Photosynthesis can buffer ocean acidification (OA) by raising seawater pH, favouring calcification. Thus, incorporating macroalgae into bivalve farms may help mitigate OA impacts, while also enhancing biomass production. We present two laboratory experiments addressing this potential.
First, we evaluated the effect of the blue mussel Mytilus chilensis and three macroalgae (Ulva sp., Chondracanthus chamissoi , Macrocystis pyrifera) on seawater chemistry in mono- and co-cultures under ambient and OA conditions. Macroalgal monocultures increased pH and aragonite saturation state (Ωara) compared to mussel monoculture, while co-cultures showed intermediate values. A daytime buffering effect (pH > 7.7, Ωara > 1) occurred in co-cultures, while nighttime conditions remained unfavourable for calcification (Fig. 1).
Second, we assessed optimal initial biomass ratios in four macroalga–bivalve combinations (C. chamissoi:Magallana gigas , Sarcopeltis skottsbergii:M. gigas , C. chamissoi:M. chilensis , Gracilaria chilensis:M. chilensis) over 28–30 days using the De Wit replacement series.

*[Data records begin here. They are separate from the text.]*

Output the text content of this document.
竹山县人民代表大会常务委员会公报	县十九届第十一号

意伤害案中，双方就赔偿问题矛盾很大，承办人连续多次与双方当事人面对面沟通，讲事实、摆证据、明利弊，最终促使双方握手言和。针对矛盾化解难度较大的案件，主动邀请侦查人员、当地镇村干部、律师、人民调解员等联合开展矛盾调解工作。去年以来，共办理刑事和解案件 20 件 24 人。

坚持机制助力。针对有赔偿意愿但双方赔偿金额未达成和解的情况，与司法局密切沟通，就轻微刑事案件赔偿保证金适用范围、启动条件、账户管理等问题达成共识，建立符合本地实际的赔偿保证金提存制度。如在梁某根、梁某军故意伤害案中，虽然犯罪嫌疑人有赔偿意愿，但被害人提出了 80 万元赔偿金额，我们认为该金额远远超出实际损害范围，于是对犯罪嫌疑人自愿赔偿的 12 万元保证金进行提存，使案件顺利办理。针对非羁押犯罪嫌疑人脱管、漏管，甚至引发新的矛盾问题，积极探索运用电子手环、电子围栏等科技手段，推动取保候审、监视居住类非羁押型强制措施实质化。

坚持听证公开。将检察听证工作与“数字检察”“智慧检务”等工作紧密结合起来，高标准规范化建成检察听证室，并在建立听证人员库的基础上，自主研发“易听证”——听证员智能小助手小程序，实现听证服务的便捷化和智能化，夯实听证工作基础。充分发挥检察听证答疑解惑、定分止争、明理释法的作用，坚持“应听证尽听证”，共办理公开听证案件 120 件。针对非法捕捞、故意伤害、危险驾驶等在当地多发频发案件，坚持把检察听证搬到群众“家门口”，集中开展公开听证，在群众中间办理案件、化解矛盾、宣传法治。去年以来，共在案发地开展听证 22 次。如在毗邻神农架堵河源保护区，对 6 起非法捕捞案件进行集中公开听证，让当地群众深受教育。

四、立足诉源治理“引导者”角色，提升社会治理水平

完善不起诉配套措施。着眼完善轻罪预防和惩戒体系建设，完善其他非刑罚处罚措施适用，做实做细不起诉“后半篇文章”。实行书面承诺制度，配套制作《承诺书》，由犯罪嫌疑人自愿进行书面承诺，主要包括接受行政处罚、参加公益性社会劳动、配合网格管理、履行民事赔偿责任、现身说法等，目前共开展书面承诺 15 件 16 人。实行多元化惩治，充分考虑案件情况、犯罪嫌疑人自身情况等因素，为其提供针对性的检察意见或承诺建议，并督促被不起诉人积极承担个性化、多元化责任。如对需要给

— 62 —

A synergistic interaction emerged, with 2:1 (macroalga:bivalve) as the optimal ratio (Fig. 2) , driven by the faster growth rates of macroalgae (2–8 times greater than that of bivalves.
These results indicate that macroalgae can enhance biomass production in co-cultures but do not guarantee favourable calcification conditions under OA. Further long-term (>30 days) studies in laboratory and field settings are needed to assess co-culture benefits fully.